Abstract: The term “plastic electronics” masks the wide range of mechanical behavior possessed by films of π-conjugated (semiconducting) small molecules and polymers. There is also an apparent trade-off between electronic performance and mechanical compliance in films of some of the best-performing conjugated polymers and polymer-fullerene blends, which fracture at tensile strains not significantly greater than those at which conventional inorganic semiconductors fail. The design of materials that can be deformed significantly would facilitate roll-to-roll production, mechanical robustness for potable applications, conformal bonding to curved surfaces (i.e., for implantable biomedical devices). This seminar describes my group’s efforts to understand and control the structural parameters that influence the mechanical properties of modern conjugated polymers. Our conclusions include the strong effect of the side chain in determining the elasticity, ductility, and adhesion of polymers and their blends with fullerenes, and how this effect can be predicted by theory. Mechanical, electronic, and spectroscopic evidence suggest that compliance and electronic performance need not be in competition, and could inform the engineering of the next generation of semiconducting polymers for mechanically tough, ultra-flexible, and stretchable applications. This seminar will also describe our work on methods of producing graphene with low waste in ways that are compatible with roll-to-roll printing. These large-area films could be used simultaneously as both the transparent electrodes and barrier films for stretchable and ultra-flexible organic optoelectronic devices for, among other examples, glove-like strain sensors for wireless transmission and decoding of American Sign Language. We will also describe the scalable fabrication and physical self-assembly of new types of nanostructures templated by graphene, and their applications as ultra-sensitive strain sensors for wearable health monitors and as signal transducers for cellular electrophysiology.

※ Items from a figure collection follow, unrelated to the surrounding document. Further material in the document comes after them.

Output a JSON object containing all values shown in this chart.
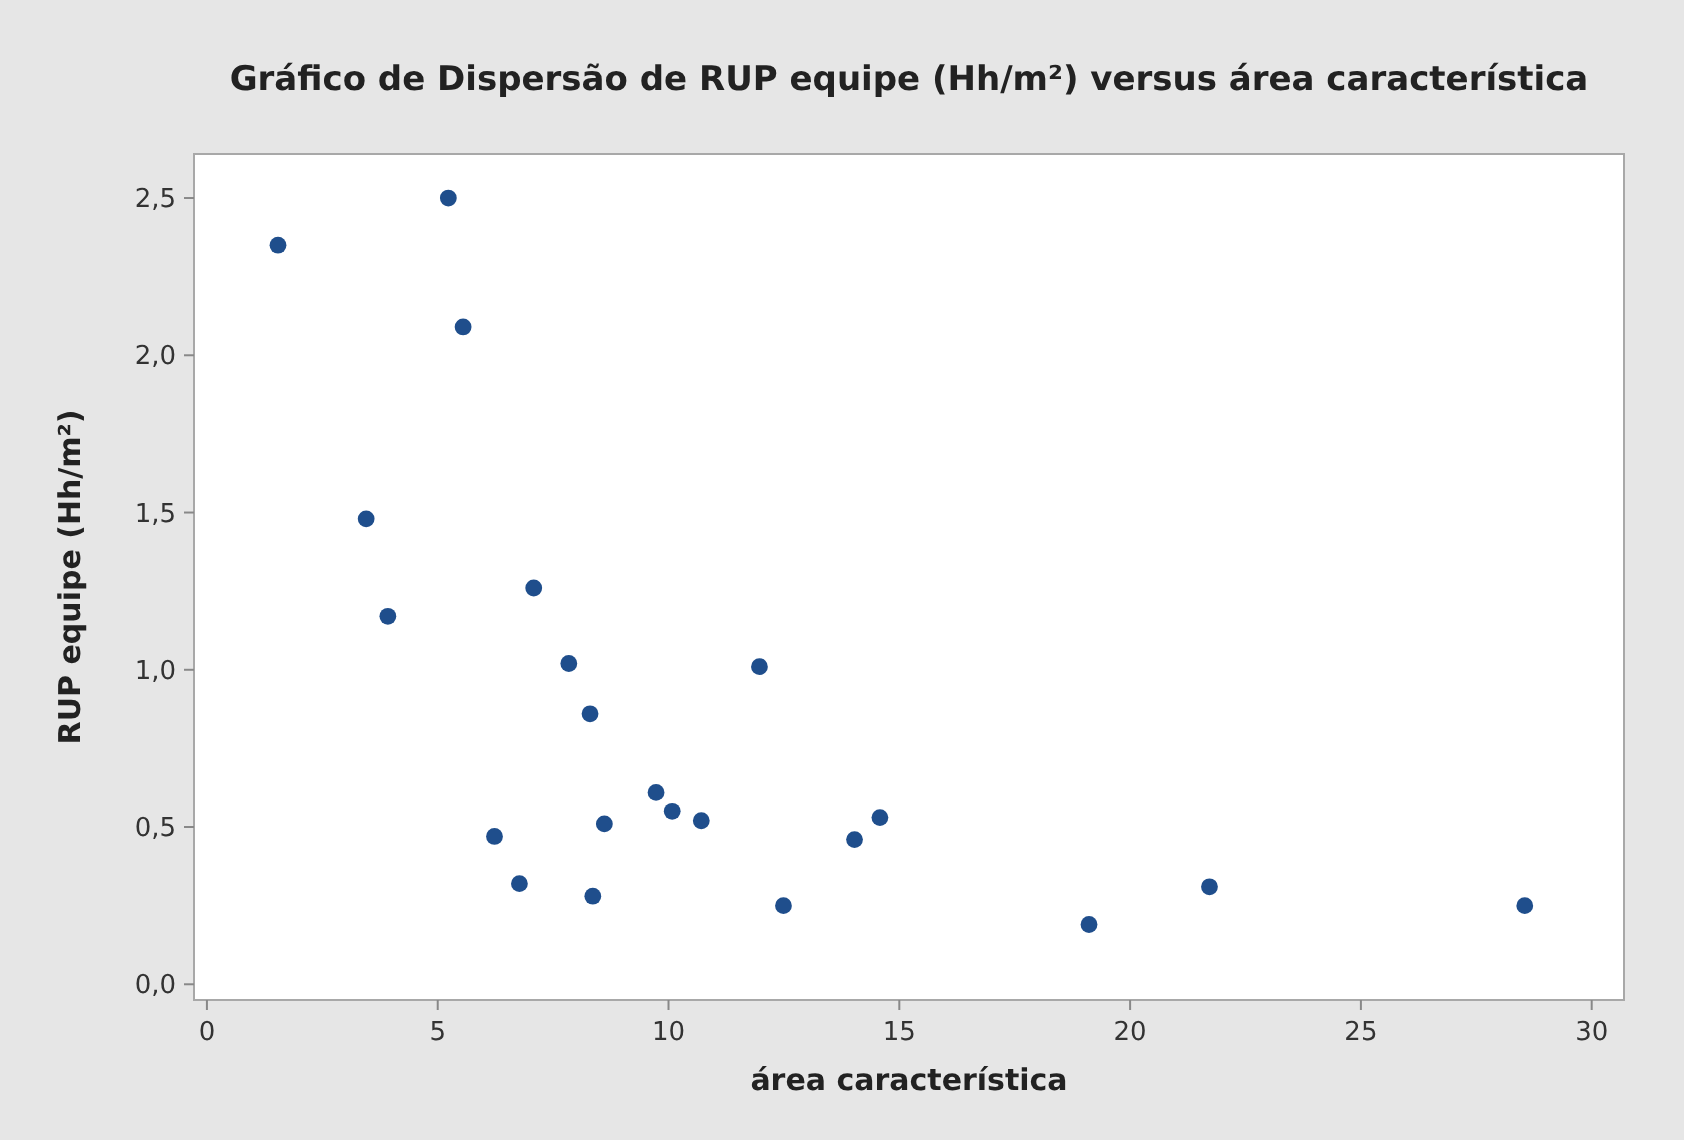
{
  "chart_data": {
    "type": "scatter",
    "title": "Gráfico de Dispersão de RUP equipe (Hh/m²) versus área característica",
    "xlabel": "área característica",
    "ylabel": "RUP equipe (Hh/m²)",
    "x": [
      1.54,
      5.23,
      5.55,
      3.45,
      3.92,
      7.08,
      7.84,
      8.3,
      11.97,
      6.23,
      6.77,
      8.36,
      8.61,
      9.73,
      10.08,
      10.71,
      12.49,
      14.03,
      14.58,
      19.11,
      21.72,
      28.55
    ],
    "values": [
      2.35,
      2.5,
      2.09,
      1.48,
      1.17,
      1.26,
      1.02,
      0.86,
      1.01,
      0.47,
      0.32,
      0.28,
      0.51,
      0.61,
      0.55,
      0.52,
      0.25,
      0.46,
      0.53,
      0.19,
      0.31,
      0.25
    ],
    "color": "#1f4e8c",
    "marker": "circle",
    "xlim": [
      -0.28,
      30.7
    ],
    "xticks": [
      0,
      5,
      10,
      15,
      20,
      25,
      30
    ],
    "ylim": [
      -0.05,
      2.64
    ],
    "yticks": [
      {
        "value": 0,
        "label": "0,0"
      },
      {
        "value": 0.5,
        "label": "0,5"
      },
      {
        "value": 1,
        "label": "1,0"
      },
      {
        "value": 1.5,
        "label": "1,5"
      },
      {
        "value": 2,
        "label": "2,0"
      },
      {
        "value": 2.5,
        "label": "2,5"
      }
    ],
    "grid": false
  }
}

Biography: Darren J. Lipomi earned his bachelor’s degree in chemistry with a minor in physics from Boston University in 2005. Under Prof. James S. Panek, his research focused on total synthesis and heterogeneous catalysis for efficient asymmetric synthesis. He earned his Ph.D. in chemistry at Harvard University in 2010, with Prof. George M. Whitesides, where he developed unconventional, green approaches to fabricate nanostructures for electronic and optical applications. From 2010 – 2012, he was an intelligence community postdoctoral fellow in the laboratory of Prof. Zhenan Bao at Stanford University, where his research was directed toward increasing the mechanical compliance of organic photovoltaic devices. He is now an assistant professor in the Department of NanoEngineering at the University of California, San Diego. The interests of his research group include the mechanical properties of organic semiconductors for robust and stretchable devices, and green chemistry and nanoengineering. His research is supported, in part, by the AFOSR Young Investigator Program and the NSF BRIGE program.